Researchers publishing in Aging Cell have elucidated a relationship between aging, the loss of smell, and NAD+ in a mouse model.
Olfactory ability declines with age
Roughly half of people over the age of 65 experience a decreased ability to smell [1], and research has shown that it is an early biomarker for neurodegenerative diseases, such as Alzheimer’s and Parkinson’s [2]. However, it can also occur even without such diseases.
Tests have been thoroughly developed to determine performance in four major areas of olfaction: detection, sensitivity, habituation, and discrimination. These four areas are common between mice and human beings [2]. These four tests, along with biomarker examinations, were incorporated into this study.
A detailed examination
In the detection test, hungry wild-type mice were placed into an enclosure with buried food, and the amount of time needed to find and dig up the food was measured. Mice at 5, 13, and 21 months of age all performed similarly; however, mice at 31 months of age were much slower. As all of these mice moved at similar speeds, the results were not due to mobility.
Younger mice were much more able to differentiate pure water from water mixed with orange extract at a very low concentration. This sensitivity was shown to decrease somewhat at 21 months, and it was severely impaired at 31 months.

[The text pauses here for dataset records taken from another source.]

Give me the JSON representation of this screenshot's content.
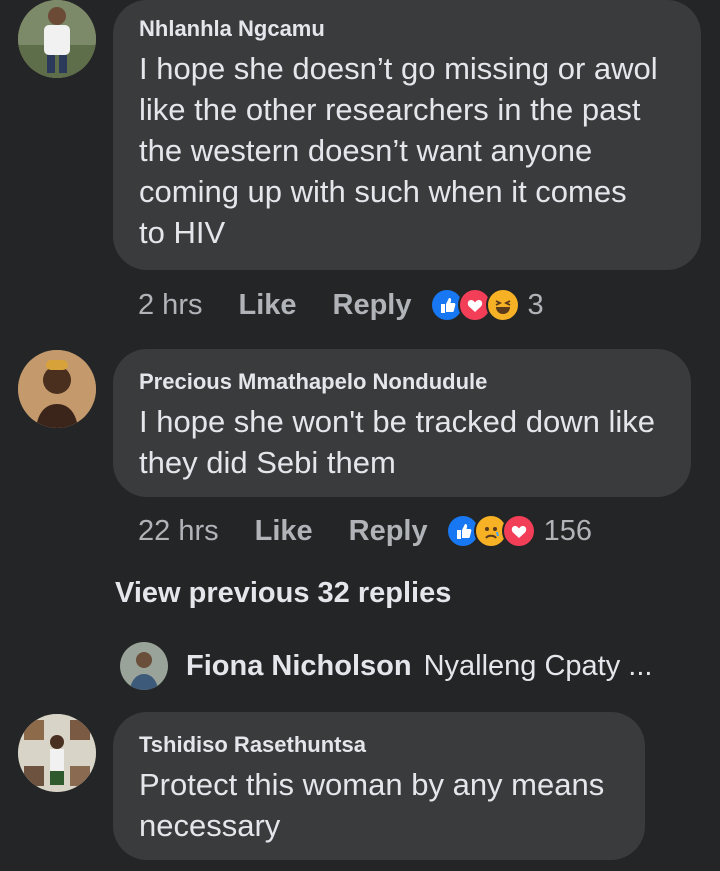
{
  "comments": [
    {
      "author": "Nhlanhla Ngcamu",
      "text_lines": [
        "I hope she doesn’t go missing or awol",
        "like the other researchers in the past",
        "the western doesn’t want anyone",
        "coming up with such when it comes",
        "to HIV"
      ],
      "time": "2 hrs",
      "like_label": "Like",
      "reply_label": "Reply",
      "reactions": [
        "like-icon",
        "love-icon",
        "haha-icon"
      ],
      "reaction_count": "3"
    },
    {
      "author": "Precious Mmathapelo Nondudule",
      "text_lines": [
        "I hope she won't be tracked down like",
        "they did Sebi them"
      ],
      "time": "22 hrs",
      "like_label": "Like",
      "reply_label": "Reply",
      "reactions": [
        "like-icon",
        "sad-icon",
        "love-icon"
      ],
      "reaction_count": "156"
    },
    {
      "author": "Tshidiso Rasethuntsa",
      "text_lines": [
        "Protect this woman by any means",
        "necessary"
      ]
    }
  ],
  "view_previous": "View previous 32 replies",
  "latest_reply": {
    "author": "Fiona Nicholson",
    "text": "Nyalleng Cpaty ..."
  },
  "colors": {
    "background": "#242526",
    "bubble": "#3a3b3c",
    "text": "#e4e6eb",
    "secondary": "#b0b3b8",
    "like_blue": "#1877f2",
    "love_red": "#f33e58",
    "haha_yellow": "#f7b125"
  }
}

Mice spend less time sniffing at odors they recognize, and this fact was used for habituation tests. While older mice spent less time sniffing in general, even old mice were able to become habituated to familiar odors.
Like many other social mammals, such as dogs, mice can identify each other by the smell of their urine, and this fact was used as part of the discrimination test. This particular ability seemed to be steadily lost after the age of five months. However, discrimination testing for food odors showed that even the old mice could distinguish between such foods as lemons and limes.
Biomarker tests run on the mice’s olfactory tissue corroborated these results. Cholesterol metabolism was altered, some metabolites showed effects on the immune system, and osmolytes, which are responsible for cellular volume and can affect neuronal function [3], were altered as well. Inflammation was also found to be increased, as were immune-related microglia and astrocytes. As expected, biomarkers of DNA damage were increased in the older mice.
NR restored some ability
As occurs in many other tissues with aging, the older mice had reduced levels of NAD+ in their olfactory centers. While 24-month-old mice given NR in their water for eight months did not show any advantages over a control group in olfactory sensitivity or discrimination, they did significantly improve in the buried food test. The treated mice lived longer on average, and proteins related to DNA damage were also significantly decreased, which corroborates a previous study [4].
Conclusion
While this study sheds considerable light on how mice age in their sense of smell, and what biomarkers in the olfactory region change with age, more research is needed to understand the root causes and develop potential treatments. NAD+ does seem to be a piece of this puzzle, but more pieces will need to be filled in if the sense of smell can be fully restored to older mice and to older people.
Literature
[1] Palmquist, E., Larsson, M., Olofsson, J. K., Seubert, J., Bäckman, L., & Laukka, E. J. (2020). A prospective study on risk factors for olfactory dysfunction in aging. The Journals of Gerontology: Series A, 75(3), 603-610.
[2] Dan, X., Wechter, N., Gray, S., Mohanty, J. G., Croteau, D. L., & Bohr, V. A. (2021). Olfactory dysfunction in aging and neurodegenerative diseases. Ageing Research Reviews, 70, 101416.
[3] Fisher, S. K., Heacock, A. M., Keep, R. F., & Foster, D. J. (2010). Receptor regulation of osmolyte homeostasis in neural cells. The Journal of Physiology, 588(18), 3355-3364.
[4] Hou, Y., Wei, Y., Lautrup, S., Yang, B., Wang, Y., Cordonnier, S., … & Bohr, V. A. (2021). NAD+ supplementation reduces neuroinflammation and cell senescence in a transgenic mouse model of Alzheimer’s disease via cGAS–STING. Proceedings of the National Academy of Sciences, 118(37), e2011226118.